The world of Daniel Benmayor's Awareness consists of perceivers who have the ability to create visual illusions. They can make you see hailstorms or a person, even if these particular things do not actually exist around you. These special individuals have formed an organization, and it's called... Awareness. They are the bad guys, and some people from another organization capture Ian (Carlos Scholz) and warn him to stay away from the perceivers as they would want him to join them. You see, Ian, too, can do mind tricks, and during the opening scenes, we watch him and his father, Vicente (Pedro Alonso), fool a shopkeeper so that they can steal alcohol. Ian wants to do something big (rob a bank), but his dad rejects the idea because that would draw unnecessary attention towards them and could lead to Ian getting examined like a rat in some lab.
Does all this appear intriguing to you? I sure didn't enjoy writing even a single word, and I yawned a lot while watching Benmayor's sci-fi/thriller. The movie is called Awareness, and the only thing it makes you aware of is the fact that it's terrible. This soulless exercise in driving the audience toward the edge of insanity is so illogical that I threw my hands up and succumbed to its vacuous vision. Eventually, everything became incomprehensible, and I gave up attempting to uncover any underlying significance. I also don't know the names of many of the characters. The movie doesn't give you any reason to be invested. A part of me thinks it was made as an experiment to see how much nonsense we can digest before throwing up.
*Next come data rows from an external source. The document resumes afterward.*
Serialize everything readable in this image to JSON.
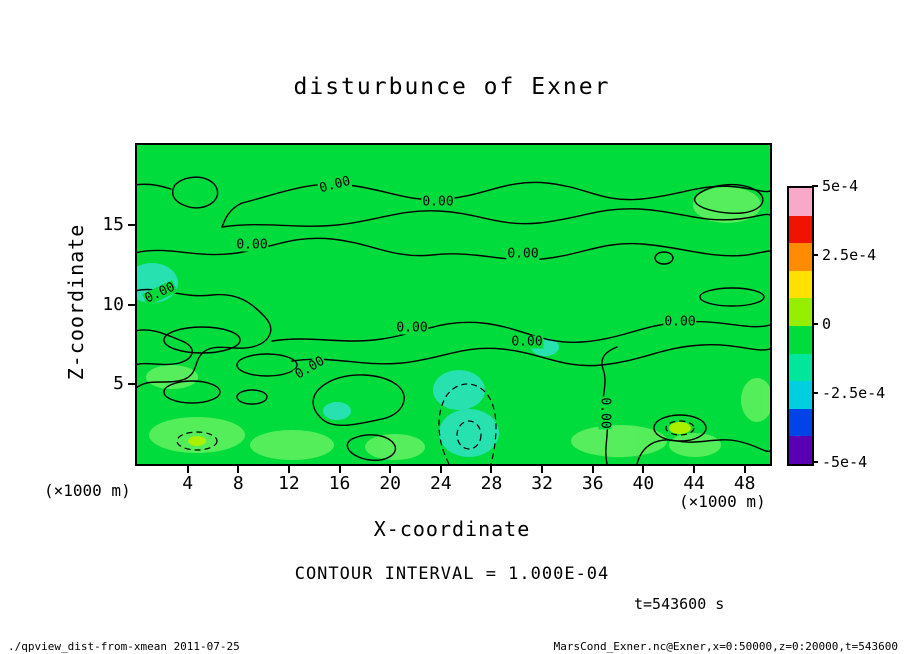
{
  "page": {
    "footer_left": "./qpview_dist-from-xmean  2011-07-25",
    "footer_right": "MarsCond_Exner.nc@Exner,x=0:50000,z=0:20000,t=543600"
  },
  "chart_data": {
    "type": "heatmap",
    "variant": "filled-contour-plot",
    "title": "disturbunce of Exner",
    "xlabel": "X-coordinate",
    "ylabel": "Z-coordinate",
    "x_unit_label": "(×1000 m)",
    "y_unit_label": "(×1000 m)",
    "xlim": [
      0,
      50
    ],
    "ylim": [
      0,
      20
    ],
    "x_ticks": [
      4,
      8,
      12,
      16,
      20,
      24,
      28,
      32,
      36,
      40,
      44,
      48
    ],
    "y_ticks": [
      5,
      10,
      15
    ],
    "grid": false,
    "contour_interval": 0.0001,
    "contour_interval_label": "CONTOUR INTERVAL = 1.000E-04",
    "time_label": "t=543600 s",
    "field_summary": "Exner function disturbance over x=0-50 km, z=0-20 km; values mostly within ±1e-4 (green band around 0), solid zero contours labeled 0.00 meandering across domain, dashed negative contours near x=24-28 km at low levels and near x=7 and x=43 km near the surface; small positive (light green / yellow-green) patches near the surface and upper right.",
    "zero_contour_level": 0,
    "colorbar": {
      "min": -0.0005,
      "max": 0.0005,
      "tick_labels": [
        "5e-4",
        "2.5e-4",
        "0",
        "-2.5e-4",
        "-5e-4"
      ],
      "colors_top_to_bottom": [
        "#F8A8C8",
        "#F01400",
        "#FF8C00",
        "#FFE000",
        "#96EE00",
        "#00DC3C",
        "#00E69B",
        "#00CFE0",
        "#0044E8",
        "#5A00B4"
      ]
    },
    "field_colors": {
      "base_green": "#00DC3C",
      "light_green": "#5FF05F",
      "teal": "#2EE2C4",
      "yellow_green": "#AAF000"
    },
    "contour_labels": [
      {
        "text": "0.00",
        "x": 335,
        "y": 185,
        "rot": -15
      },
      {
        "text": "0.00",
        "x": 438,
        "y": 202,
        "rot": 0
      },
      {
        "text": "0.00",
        "x": 252,
        "y": 245,
        "rot": 0
      },
      {
        "text": "0.00",
        "x": 523,
        "y": 254,
        "rot": 0
      },
      {
        "text": "0.00",
        "x": 160,
        "y": 293,
        "rot": -25
      },
      {
        "text": "0.00",
        "x": 412,
        "y": 328,
        "rot": 0
      },
      {
        "text": "0.00",
        "x": 527,
        "y": 342,
        "rot": 0
      },
      {
        "text": "0.00",
        "x": 680,
        "y": 322,
        "rot": 0
      },
      {
        "text": "0.00",
        "x": 310,
        "y": 368,
        "rot": -30
      },
      {
        "text": "0.00",
        "x": 605,
        "y": 413,
        "rot": 90
      }
    ]
  }
}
Is Awareness conversant with the fact that it's horrible? Apparently, no one cares about what's going on here. We are initially told who's the bad guy and who's not. As the movie unfolds, the villain turns into a hero, and vice versa. This pattern repeats itself multiple times as the story progresses. For the sake of appearing perspicacious or whatever, I want to point out that perhaps this shift in behavior has something to do with the film's concept about illusion (don't trust what's in front of your vision), but the text itself is so crummy that such interpretations automatically sound laughable.
The frames are aesthetically unpleasing and have the potential to cause discomfort to your eyes. There is no hint of ingenuity or imagination. The two incidents that stand out here appear weird or seem to have occurred by chance. Ian peeps into the bathroom when Ester (María Pedraza) takes a shower and then quickly closes the door and the curtains. I know what you are thinking, but the director doesn't go there. The moment serves as an example of unintentional humor. In the climax, numerous individuals at a "party" lay down on the floor, and half of them roll to one side while the other half roll to the other side. Although this appears to be the pinnacle of creativity in the film, it is diminished by the simple realization that the villain could have easily employed a more efficient strategy by directing everyone to attack Ian simultaneously.
In a movie this atrocious, it feels weird to see an incredible visual involving water being given to a perceiver by attaching the glass to a weapon. Also, in a movie like this, you can't help but scream at the hero when he refuses to listen to a man. The guy just wants to talk, Ian! Hear what he has to say and move the plot forward! Because that's precisely what the characters do here. They simply push the story to its destination. It's futile to talk about the final twists as they only raise more questions that I don't think the movie would ever answer (I am not holding my breath), and it further throws everything into the realm of ridiculousness. But there is one awesome thing in Awareness, and that's Pedraza. Observe how effortlessly her body moves when she hits the attackers. She makes the violence sing through her movements and should be given more opportunities to do action.